Racing to resume with consecutive Saturday-Sunday meets

November 03, 2025
Solomon Sharpe, chairman, Supreme Ventures Racing and Entertainment Limited.
Solomon Sharpe, chairman, Supreme Ventures Racing and Entertainment Limited.

LIVE horse racing will resume at Caymanas Park on Saturday, November 15, the first weekend of consecutive Saturday-Sunday meets, featuring a rescheduled Jamaica Cup Day, which was originally slated to be run this Saturday, November 8.

Solomon Sharpe, chairman, Supreme Ventures Racing and Entertainment Limited (SVREL), outlined November's schedule of live racing on Saturday, stating that only one race meet would be lost after the passage of Hurricane Melissa.
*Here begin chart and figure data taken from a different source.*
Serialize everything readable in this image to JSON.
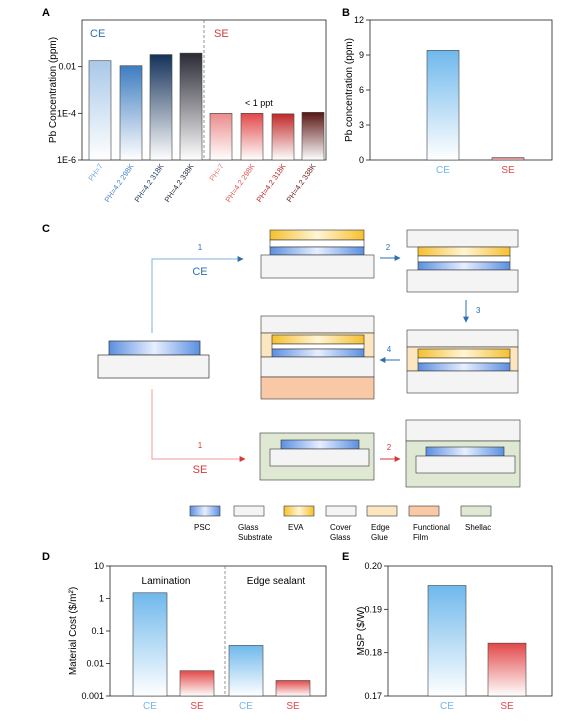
{
  "panels": {
    "a": {
      "letter": "A"
    },
    "b": {
      "letter": "B"
    },
    "c": {
      "letter": "C"
    },
    "d": {
      "letter": "D"
    },
    "e": {
      "letter": "E"
    }
  },
  "chart_data": [
    {
      "panel": "A",
      "type": "bar",
      "scale": "log",
      "ylabel": "Pb Concentration (ppm)",
      "ylim": [
        1e-06,
        1
      ],
      "yticks": [
        "1E-6",
        "1E-4",
        "0.01"
      ],
      "group_labels": [
        "CE",
        "SE"
      ],
      "annotation": "< 1 ppt",
      "categories": [
        "PH=7",
        "PH=4.2  298K",
        "PH=4.2  318K",
        "PH=4.2  338K",
        "PH=7",
        "PH=4.2  298K",
        "PH=4.2  318K",
        "PH=4.2  338K"
      ],
      "values": [
        0.018,
        0.011,
        0.033,
        0.038,
        0.0001,
        0.0001,
        9.5e-05,
        0.00011
      ],
      "colors": [
        "#a9c8e8",
        "#3d7cc0",
        "#14325a",
        "#2a2a36",
        "#ea8c8c",
        "#e24848",
        "#c02828",
        "#5a1515"
      ],
      "tick_label_colors": [
        "#6fa8dc",
        "#4a86c7",
        "#1b3a63",
        "#1b2233",
        "#e97a7a",
        "#e25555",
        "#b52525",
        "#6b1a1a"
      ]
    },
    {
      "panel": "B",
      "type": "bar",
      "ylabel": "Pb concentration (ppm)",
      "ylim": [
        0,
        12
      ],
      "yticks": [
        "0",
        "3",
        "6",
        "9",
        "12"
      ],
      "categories": [
        "CE",
        "SE"
      ],
      "values": [
        9.4,
        0.2
      ],
      "colors": [
        "#6fb8ec",
        "#e24848"
      ]
    },
    {
      "panel": "D",
      "type": "bar",
      "scale": "log",
      "ylabel": "Material Cost ($/m²)",
      "ylim": [
        0.001,
        10
      ],
      "yticks": [
        "0.001",
        "0.01",
        "0.1",
        "1",
        "10"
      ],
      "group_labels": [
        "Lamination",
        "Edge sealant"
      ],
      "categories": [
        "CE",
        "SE",
        "CE",
        "SE"
      ],
      "values": [
        1.5,
        0.006,
        0.036,
        0.003
      ],
      "colors": [
        "#6fb8ec",
        "#e24848",
        "#6fb8ec",
        "#e24848"
      ]
    },
    {
      "panel": "E",
      "type": "bar",
      "ylabel": "MSP ($/W)",
      "ylim": [
        0.17,
        0.2
      ],
      "yticks": [
        "0.17",
        "0.18",
        "0.19",
        "0.20"
      ],
      "categories": [
        "CE",
        "SE"
      ],
      "values": [
        0.1955,
        0.1822
      ],
      "colors": [
        "#6fb8ec",
        "#e24848"
      ]
    }
  ],
  "diagram": {
    "ce_label": "CE",
    "se_label": "SE",
    "steps": {
      "ce1": "1",
      "ce2": "2",
      "ce3": "3",
      "ce4": "4",
      "se1": "1",
      "se2": "2"
    },
    "legend": [
      {
        "label": "PSC",
        "label2": "",
        "style": "psc"
      },
      {
        "label": "Glass",
        "label2": "Substrate",
        "style": "glass"
      },
      {
        "label": "EVA",
        "label2": "",
        "style": "eva"
      },
      {
        "label": "Cover",
        "label2": "Glass",
        "style": "glass"
      },
      {
        "label": "Edge",
        "label2": "Glue",
        "style": "glue"
      },
      {
        "label": "Functional",
        "label2": "Film",
        "style": "film"
      },
      {
        "label": "Shellac",
        "label2": "",
        "style": "shellac"
      }
    ],
    "colors": {
      "ce": "#2a6fb0",
      "se": "#d23a3a",
      "psc": "#5b8fe0",
      "eva": "#f5c842",
      "glue": "#fbe6c0",
      "film": "#f8c9a4",
      "shellac": "#dfe8d2",
      "glass": "#f4f4f4"
    }
  }
}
"November originally had six meets," Sharpe pointed out. "We lost the first, November 1, which is understandable after the passage of Hurricane Melissa. However, Jamaica Cup Day, which should have been on Saturday, November 8, will be moved to Sunday, the November 16," he explained.

"Therefore, the race meets for November will be the 15th, 16th, 22nd, 23rd and 29th. We are returning with a bang, back-to-back weekends, including two Mouttet Mile win-and-you're-in races on a Sunday, the Jamaica Cup and Port Royal Sprint," Sharpe added.

After November's racing closes on Saturday, the 29th, the new month kicks off on Saturday, December 6, with the US$300,000 Mouttet Mile, possibly followed by the Thoroughbred Owners and Breeders Association (TOBA) of Jamaica annual Mixed Sale on Sunday, December 7.

TOBA's directors are reportedly mulling rescheduling the sale, originally set for November 23, which SVREL has since announced as a raceday, to one of two blank Sundays, November 30 or December 7.

At least two thoroughbred breeding farms suffered catastrophic damage during the passage of Hurricane Melissa. Trelawny's Orange Valley Estates Limited, many-time champion breeder, operated by TOBA director Alec Henderson and wife Jacqui, was battered by the Category 5 hurricane.

YS Farms in St Elizabeth, run by Dawn Browne, also bore the brunt of the most powerful hurricane to make landfall in Jamaica, leaving a trail of destruction in the western half of the island.

Though the Caymanas Park racetrack, located on the south coast of St Catherine in Portmore, suffered some damage, its many off-track betting (OTBs) hubs in central and western Jamaica were hard hit by the hurricane, suffering significant infrastructure loss of equipment to capture the broadcast of live racing.

Approximately 70 per cent of Caymanas Park's sales are off-site, bets placed at OTBs scattered across the island, more than 40 per cent of which sustained damage throughout last Tuesday's passage of Category 5 Hurricane Melissa.